# Find Induced Emf in this Coil

by ltkach
Tags: induced emf, magnetism
 Sci Advisor Thanks P: 2,440 The electromotive force is 0 here. So your calculation is correct. This can also be immediately seen from Faraday's Law in integral form. To derive it one must be a bit carefull. It's wrong in many textbooks. One always should start from the local (differential) form of the Lorentz invariant Maxwell equations. The Faraday Law in any inertial frame of reference reads $$\vec{\nabla} \times \vec{E}=-\partial_t \vec{B}.$$ Now let $A$ be any area (time dependent or not) and $\partial A$ its boundary. Further let the relative orientation of the surface elements and the boundary curve be defined in the standard way by the right-hand rule.

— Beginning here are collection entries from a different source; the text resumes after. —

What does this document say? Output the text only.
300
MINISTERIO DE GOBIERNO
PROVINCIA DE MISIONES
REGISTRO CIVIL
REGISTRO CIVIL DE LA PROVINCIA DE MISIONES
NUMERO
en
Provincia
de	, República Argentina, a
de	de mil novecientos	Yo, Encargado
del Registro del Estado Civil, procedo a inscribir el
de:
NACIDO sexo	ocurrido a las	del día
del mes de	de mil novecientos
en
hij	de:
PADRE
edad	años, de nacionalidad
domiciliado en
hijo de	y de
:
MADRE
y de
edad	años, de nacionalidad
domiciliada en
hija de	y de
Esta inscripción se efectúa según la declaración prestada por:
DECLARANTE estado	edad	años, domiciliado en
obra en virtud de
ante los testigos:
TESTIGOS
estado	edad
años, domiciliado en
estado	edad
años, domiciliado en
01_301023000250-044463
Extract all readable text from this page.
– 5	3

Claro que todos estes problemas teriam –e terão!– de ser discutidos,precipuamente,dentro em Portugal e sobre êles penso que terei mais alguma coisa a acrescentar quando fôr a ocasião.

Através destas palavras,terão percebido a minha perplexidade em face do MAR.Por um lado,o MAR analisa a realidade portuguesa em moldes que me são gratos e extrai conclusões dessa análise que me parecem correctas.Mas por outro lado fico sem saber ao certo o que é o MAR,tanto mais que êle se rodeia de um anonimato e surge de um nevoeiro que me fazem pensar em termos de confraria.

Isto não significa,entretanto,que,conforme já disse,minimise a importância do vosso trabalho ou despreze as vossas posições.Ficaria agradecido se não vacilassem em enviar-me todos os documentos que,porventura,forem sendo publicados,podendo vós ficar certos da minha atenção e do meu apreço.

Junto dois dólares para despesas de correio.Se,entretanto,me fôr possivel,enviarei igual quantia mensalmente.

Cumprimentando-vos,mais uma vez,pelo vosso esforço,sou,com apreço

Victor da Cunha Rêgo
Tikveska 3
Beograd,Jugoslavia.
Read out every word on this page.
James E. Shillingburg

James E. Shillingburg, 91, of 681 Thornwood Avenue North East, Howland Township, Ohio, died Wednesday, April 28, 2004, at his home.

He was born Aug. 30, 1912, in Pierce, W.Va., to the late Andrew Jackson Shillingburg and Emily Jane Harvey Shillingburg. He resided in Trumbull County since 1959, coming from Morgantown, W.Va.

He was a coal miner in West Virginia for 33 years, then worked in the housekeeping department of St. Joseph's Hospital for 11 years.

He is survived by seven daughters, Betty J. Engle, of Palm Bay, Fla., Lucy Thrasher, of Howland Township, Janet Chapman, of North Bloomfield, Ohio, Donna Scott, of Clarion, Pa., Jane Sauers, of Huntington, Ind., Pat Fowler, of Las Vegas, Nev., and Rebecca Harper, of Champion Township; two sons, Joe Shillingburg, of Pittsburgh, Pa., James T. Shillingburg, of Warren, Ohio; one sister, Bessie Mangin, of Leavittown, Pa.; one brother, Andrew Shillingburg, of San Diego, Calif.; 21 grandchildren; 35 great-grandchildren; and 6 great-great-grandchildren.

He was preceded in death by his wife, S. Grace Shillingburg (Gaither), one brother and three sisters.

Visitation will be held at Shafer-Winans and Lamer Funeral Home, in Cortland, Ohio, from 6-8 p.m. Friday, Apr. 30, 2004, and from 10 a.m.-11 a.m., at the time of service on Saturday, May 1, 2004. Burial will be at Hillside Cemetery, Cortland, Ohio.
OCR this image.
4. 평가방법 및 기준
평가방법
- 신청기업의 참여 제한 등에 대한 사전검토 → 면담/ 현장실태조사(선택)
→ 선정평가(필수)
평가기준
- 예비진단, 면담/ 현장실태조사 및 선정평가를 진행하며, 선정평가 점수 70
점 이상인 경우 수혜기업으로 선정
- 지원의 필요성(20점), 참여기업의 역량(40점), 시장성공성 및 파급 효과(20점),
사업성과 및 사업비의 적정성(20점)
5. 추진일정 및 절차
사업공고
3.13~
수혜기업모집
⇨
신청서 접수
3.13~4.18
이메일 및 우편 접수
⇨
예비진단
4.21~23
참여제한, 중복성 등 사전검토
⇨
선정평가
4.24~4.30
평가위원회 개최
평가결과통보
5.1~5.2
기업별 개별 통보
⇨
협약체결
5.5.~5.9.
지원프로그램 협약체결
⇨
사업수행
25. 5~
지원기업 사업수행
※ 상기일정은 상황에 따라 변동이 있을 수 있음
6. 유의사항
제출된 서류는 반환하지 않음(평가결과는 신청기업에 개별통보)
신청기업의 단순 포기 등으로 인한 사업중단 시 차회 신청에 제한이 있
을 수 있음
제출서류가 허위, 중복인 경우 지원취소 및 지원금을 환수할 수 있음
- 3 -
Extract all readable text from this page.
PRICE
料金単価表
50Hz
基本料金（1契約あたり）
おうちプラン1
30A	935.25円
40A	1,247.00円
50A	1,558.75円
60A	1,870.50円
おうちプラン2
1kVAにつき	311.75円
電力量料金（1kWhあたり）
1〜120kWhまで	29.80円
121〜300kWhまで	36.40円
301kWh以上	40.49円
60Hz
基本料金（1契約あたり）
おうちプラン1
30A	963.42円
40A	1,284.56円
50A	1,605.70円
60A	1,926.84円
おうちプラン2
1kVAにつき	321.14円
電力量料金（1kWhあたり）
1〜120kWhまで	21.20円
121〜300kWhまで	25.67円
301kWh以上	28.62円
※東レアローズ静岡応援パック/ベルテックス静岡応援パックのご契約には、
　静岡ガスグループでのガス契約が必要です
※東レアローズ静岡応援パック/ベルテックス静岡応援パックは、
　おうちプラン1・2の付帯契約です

Then, according to Stokes's theorem you have $$\int_{\partial A} \mathrm{d} \vec{x} \cdot \vec{E}=-\int_A \mathrm{d} \vec{A} \partial_t \vec{B}. \qquad (*)$$ Now the point is to bring the partial time derivative out of the integral. This, however gives two contributions: Besides the partial time derivative of the time-dependent magnetic field, it also contains a piece from the change of the moving surface. The result of the analysis is $$\frac{\mathrm{d}}{\mathrm{d} t} \int_A \mathrm{d} \vec{A} \cdot \vec{B}=\int_A \mathrm{d} \vec{A} \cdot \partial_t \vec{B}-\int_{\partial A} \mathrm{d} \vec{r} \cdot (\vec{v} \times \vec{B}).$$ Here $\vec{v}=\vec{v}(t,\vec{r})$ is the velocity of the boundary-line element at the time and position $(t,\vec{r})$. The proof is given in the Wikipedia: http://en.wikipedia.org/wiki/Faraday...araday.27s_law You have to open the box to see the proof. Now we have the magnetic flux defined by the integral on the left-hand side, $$\Phi(t)=\int_{A} \mathrm{d} \vec{A} \cdot \vec{B},$$ and then Faraday's Law (*) tells us $$\int_{\partial A} \mathrm{d} \vec{r} \cdot (\vec{E}+\vec{v} \times \vec{B})=-\frac{\mathrm{d} \Phi}{\mathrm{d} t}.$$ In your case, because the magnetic field is homogeneous, the magnetic flux through the coil doesn't change with time and thus the EMF, i.e., the line integral on the left-hand side of the above equation, vanishes.